Journal, Mama

A Ta-Dah! List

I don’t remember where I first heard this idea, and a quick Google search reveals that it is nothing new, but this is something I have decided to start after another day off where I spent the day feeling restless and annoyed that I hadn’t Got Things Done. The idea of a Ta-Dah! List is that instead of (or as well as) starting the day with a to-do list, you write a list at the end of the day of all the things you have done – ta-dah! It is all too easy for me (and maybe for you too?) to feel guilty about the things I don’t achieve – it is helpful to reflect on what I do achieve instead.

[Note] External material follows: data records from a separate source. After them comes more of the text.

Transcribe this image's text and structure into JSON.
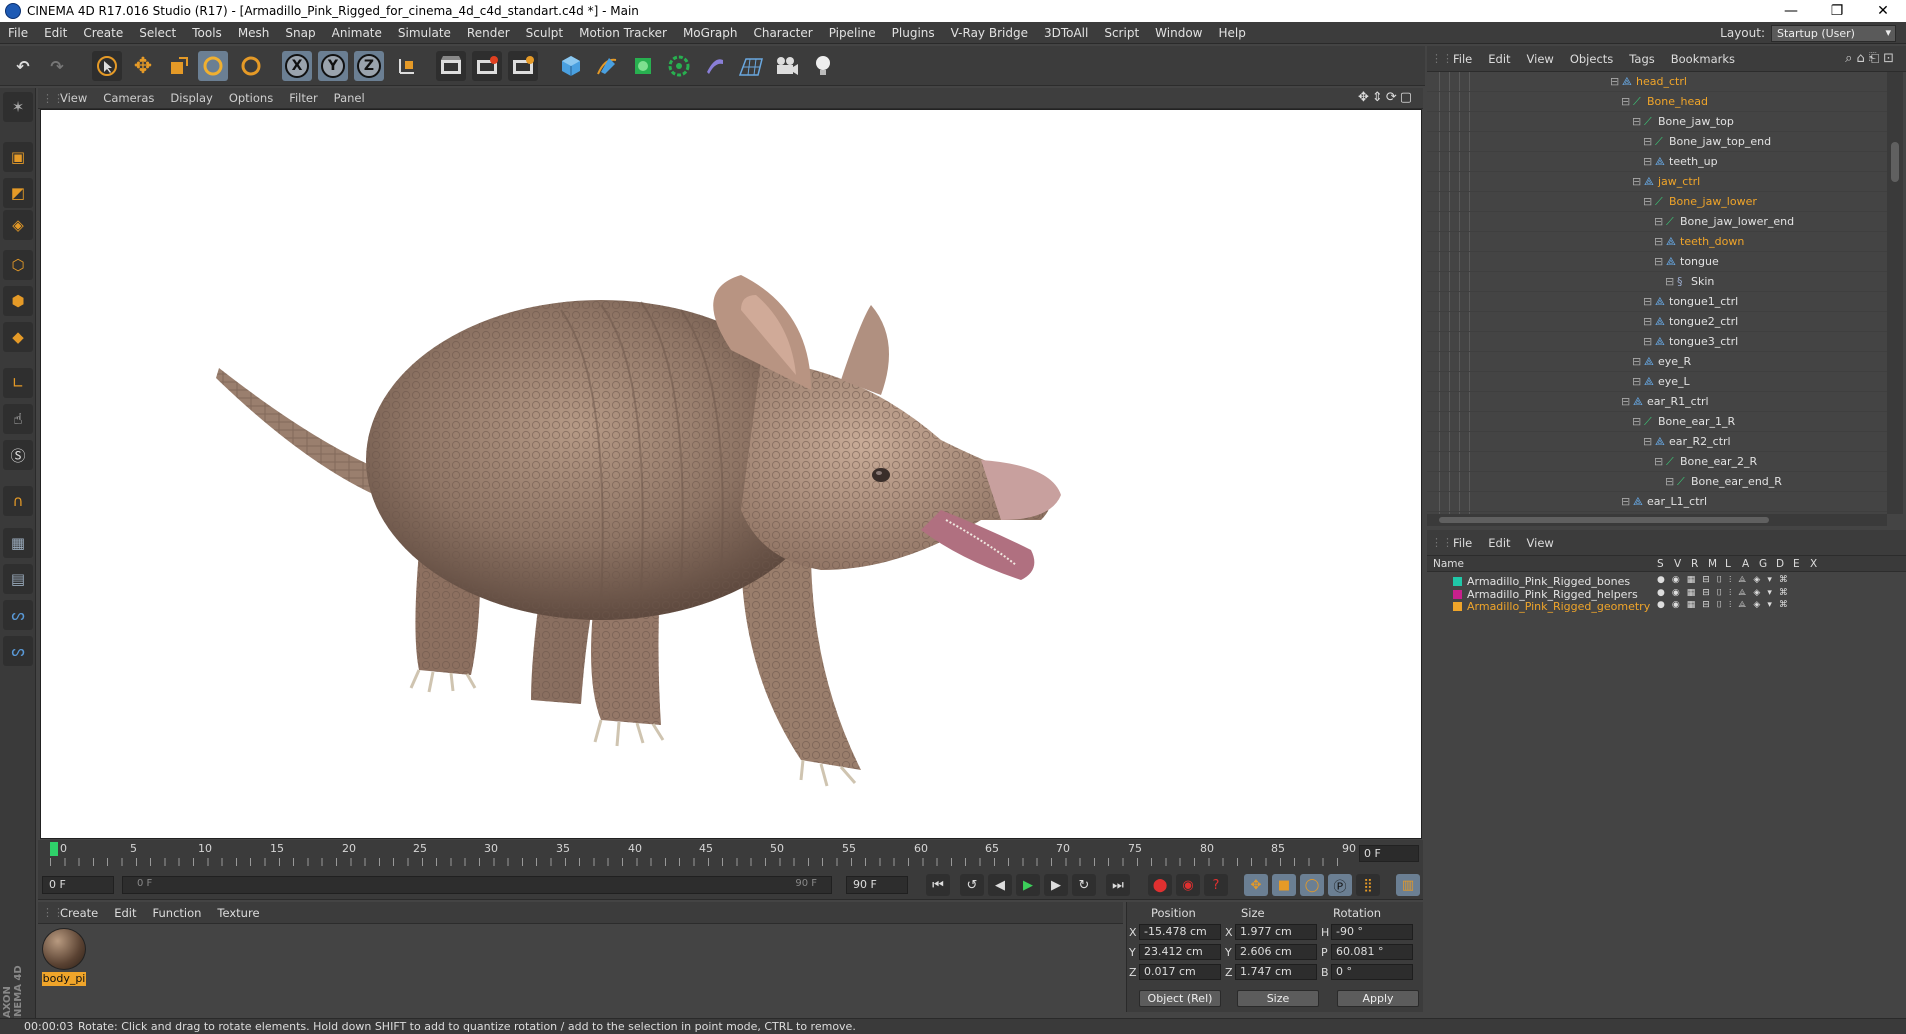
{
  "window": {
    "title": "CINEMA 4D R17.016 Studio (R17) - [Armadillo_Pink_Rigged_for_cinema_4d_c4d_standart.c4d *] - Main"
  },
  "menubar": {
    "items": [
      "File",
      "Edit",
      "Create",
      "Select",
      "Tools",
      "Mesh",
      "Snap",
      "Animate",
      "Simulate",
      "Render",
      "Sculpt",
      "Motion Tracker",
      "MoGraph",
      "Character",
      "Pipeline",
      "Plugins",
      "V-Ray Bridge",
      "3DToAll",
      "Script",
      "Window",
      "Help"
    ],
    "layout_label": "Layout:",
    "layout_value": "Startup (User)"
  },
  "toolbar": {
    "axis_x": "X",
    "axis_y": "Y",
    "axis_z": "Z"
  },
  "viewport": {
    "menu": [
      "View",
      "Cameras",
      "Display",
      "Options",
      "Filter",
      "Panel"
    ]
  },
  "timeline": {
    "ticks": [
      "0",
      "5",
      "10",
      "15",
      "20",
      "25",
      "30",
      "35",
      "40",
      "45",
      "50",
      "55",
      "60",
      "65",
      "70",
      "75",
      "80",
      "85",
      "90"
    ],
    "current_frame": "0 F"
  },
  "playback": {
    "start_field": "0 F",
    "range_start": "0 F",
    "range_end": "90 F",
    "end_field": "90 F"
  },
  "material_manager": {
    "menu": [
      "Create",
      "Edit",
      "Function",
      "Texture"
    ],
    "material_name": "body_pi"
  },
  "coordinates": {
    "headers": {
      "position": "Position",
      "size": "Size",
      "rotation": "Rotation"
    },
    "rows": [
      {
        "axis": "X",
        "pos": "-15.478 cm",
        "size_axis": "X",
        "size": "1.977 cm",
        "rot_axis": "H",
        "rot": "-90 °"
      },
      {
        "axis": "Y",
        "pos": "23.412 cm",
        "size_axis": "Y",
        "size": "2.606 cm",
        "rot_axis": "P",
        "rot": "60.081 °"
      },
      {
        "axis": "Z",
        "pos": "0.017 cm",
        "size_axis": "Z",
        "size": "1.747 cm",
        "rot_axis": "B",
        "rot": "0 °"
      }
    ],
    "mode_select": "Object (Rel)",
    "size_select": "Size",
    "apply_label": "Apply"
  },
  "object_manager": {
    "menu": [
      "File",
      "Edit",
      "View",
      "Objects",
      "Tags",
      "Bookmarks"
    ],
    "tree": [
      {
        "label": "head_ctrl",
        "depth": 0,
        "selected": true,
        "kind": "null"
      },
      {
        "label": "Bone_head",
        "depth": 1,
        "selected": true,
        "kind": "bone"
      },
      {
        "label": "Bone_jaw_top",
        "depth": 2,
        "selected": false,
        "kind": "bone"
      },
      {
        "label": "Bone_jaw_top_end",
        "depth": 3,
        "selected": false,
        "kind": "bone"
      },
      {
        "label": "teeth_up",
        "depth": 3,
        "selected": false,
        "kind": "null"
      },
      {
        "label": "jaw_ctrl",
        "depth": 2,
        "selected": true,
        "kind": "null"
      },
      {
        "label": "Bone_jaw_lower",
        "depth": 3,
        "selected": true,
        "kind": "bone"
      },
      {
        "label": "Bone_jaw_lower_end",
        "depth": 4,
        "selected": false,
        "kind": "bone"
      },
      {
        "label": "teeth_down",
        "depth": 4,
        "selected": true,
        "kind": "null"
      },
      {
        "label": "tongue",
        "depth": 4,
        "selected": false,
        "kind": "null"
      },
      {
        "label": "Skin",
        "depth": 5,
        "selected": false,
        "kind": "skin"
      },
      {
        "label": "tongue1_ctrl",
        "depth": 3,
        "selected": false,
        "kind": "null"
      },
      {
        "label": "tongue2_ctrl",
        "depth": 3,
        "selected": false,
        "kind": "null"
      },
      {
        "label": "tongue3_ctrl",
        "depth": 3,
        "selected": false,
        "kind": "null"
      },
      {
        "label": "eye_R",
        "depth": 2,
        "selected": false,
        "kind": "null"
      },
      {
        "label": "eye_L",
        "depth": 2,
        "selected": false,
        "kind": "null"
      },
      {
        "label": "ear_R1_ctrl",
        "depth": 1,
        "selected": false,
        "kind": "null"
      },
      {
        "label": "Bone_ear_1_R",
        "depth": 2,
        "selected": false,
        "kind": "bone"
      },
      {
        "label": "ear_R2_ctrl",
        "depth": 3,
        "selected": false,
        "kind": "null"
      },
      {
        "label": "Bone_ear_2_R",
        "depth": 4,
        "selected": false,
        "kind": "bone"
      },
      {
        "label": "Bone_ear_end_R",
        "depth": 5,
        "selected": false,
        "kind": "bone"
      },
      {
        "label": "ear_L1_ctrl",
        "depth": 1,
        "selected": false,
        "kind": "null"
      }
    ]
  },
  "layer_manager": {
    "menu": [
      "File",
      "Edit",
      "View"
    ],
    "header_name": "Name",
    "header_flags": [
      "S",
      "V",
      "R",
      "M",
      "L",
      "A",
      "G",
      "D",
      "E",
      "X"
    ],
    "layers": [
      {
        "name": "Armadillo_Pink_Rigged_bones",
        "color": "#1fc8a8",
        "selected": false
      },
      {
        "name": "Armadillo_Pink_Rigged_helpers",
        "color": "#c8208c",
        "selected": false
      },
      {
        "name": "Armadillo_Pink_Rigged_geometry",
        "color": "#f0a52a",
        "selected": true
      }
    ]
  },
  "status": {
    "time": "00:00:03",
    "message": "Rotate: Click and drag to rotate elements. Hold down SHIFT to add to quantize rotation / add to the selection in point mode, CTRL to remove."
  },
  "colors": {
    "accent": "#f0a52a",
    "panel": "#444444",
    "active_tool": "#6b7f93"
  }
}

This doesn’t mean that I will never write another to-do list, I will be doing this each Wednesday to give myself a boost. This week, it looks like this:

  • I tried to get Austin to participate in his Zoom lesson
  • I helped him paint and play with this Kinetic sand
  • I made a reward / daily routine chart with him
  • I went for a walk with the family
  • I helped Austin play Rocket League on Xbox
  • I took Austin out the front of the house so he could ride his bike (and balance bike and go-cart)
  • I wrote two blog posts
  • I made two curry dishes for dinner
  • I wrote in my journal
  • I hung out the washing
  • I washed up
  • and so on and so on… (this is why it is better to write it on the day – I can’t remember all the things I did even though it is only two days ago!)

My uneasiness is not, though, just tension between being productive and having relaxing. It is something deeper. I can find myself in those moments where I am watching Austin play Rocket League or watching him tip Kinetic Sand all over the table where instead of simply enjoying the time I am spending with him, I am on edge, thinking about all the other things I could or should or want to be doing. While I was writing this post, a quotation from the book The Writing Life by Annie Dillard came to mind:

‘How we spend our days is, of course, how we spend our lives.’

In exploring this quotation further, I found this Brain Picker article which so eloquently sums up my disquietude: ‘We have forgotten how to be truly present in the gladdening mystery of life’. Of course, she is writing about productivity in terms of being a writer, and that is also of interest to me. More generally, I am struggling with feeling present and enjoying the life I am living now; while I am spending so much time feeling anxious about what I could be doing or should be doing, I know that if I am not careful, I will blink, and the kiddos will be all grown up. Perhaps focusing on the small wins will help me feel more present to notice all the wonderful moments that are happening right now and I will also feel more productive by recognising how I spend my days.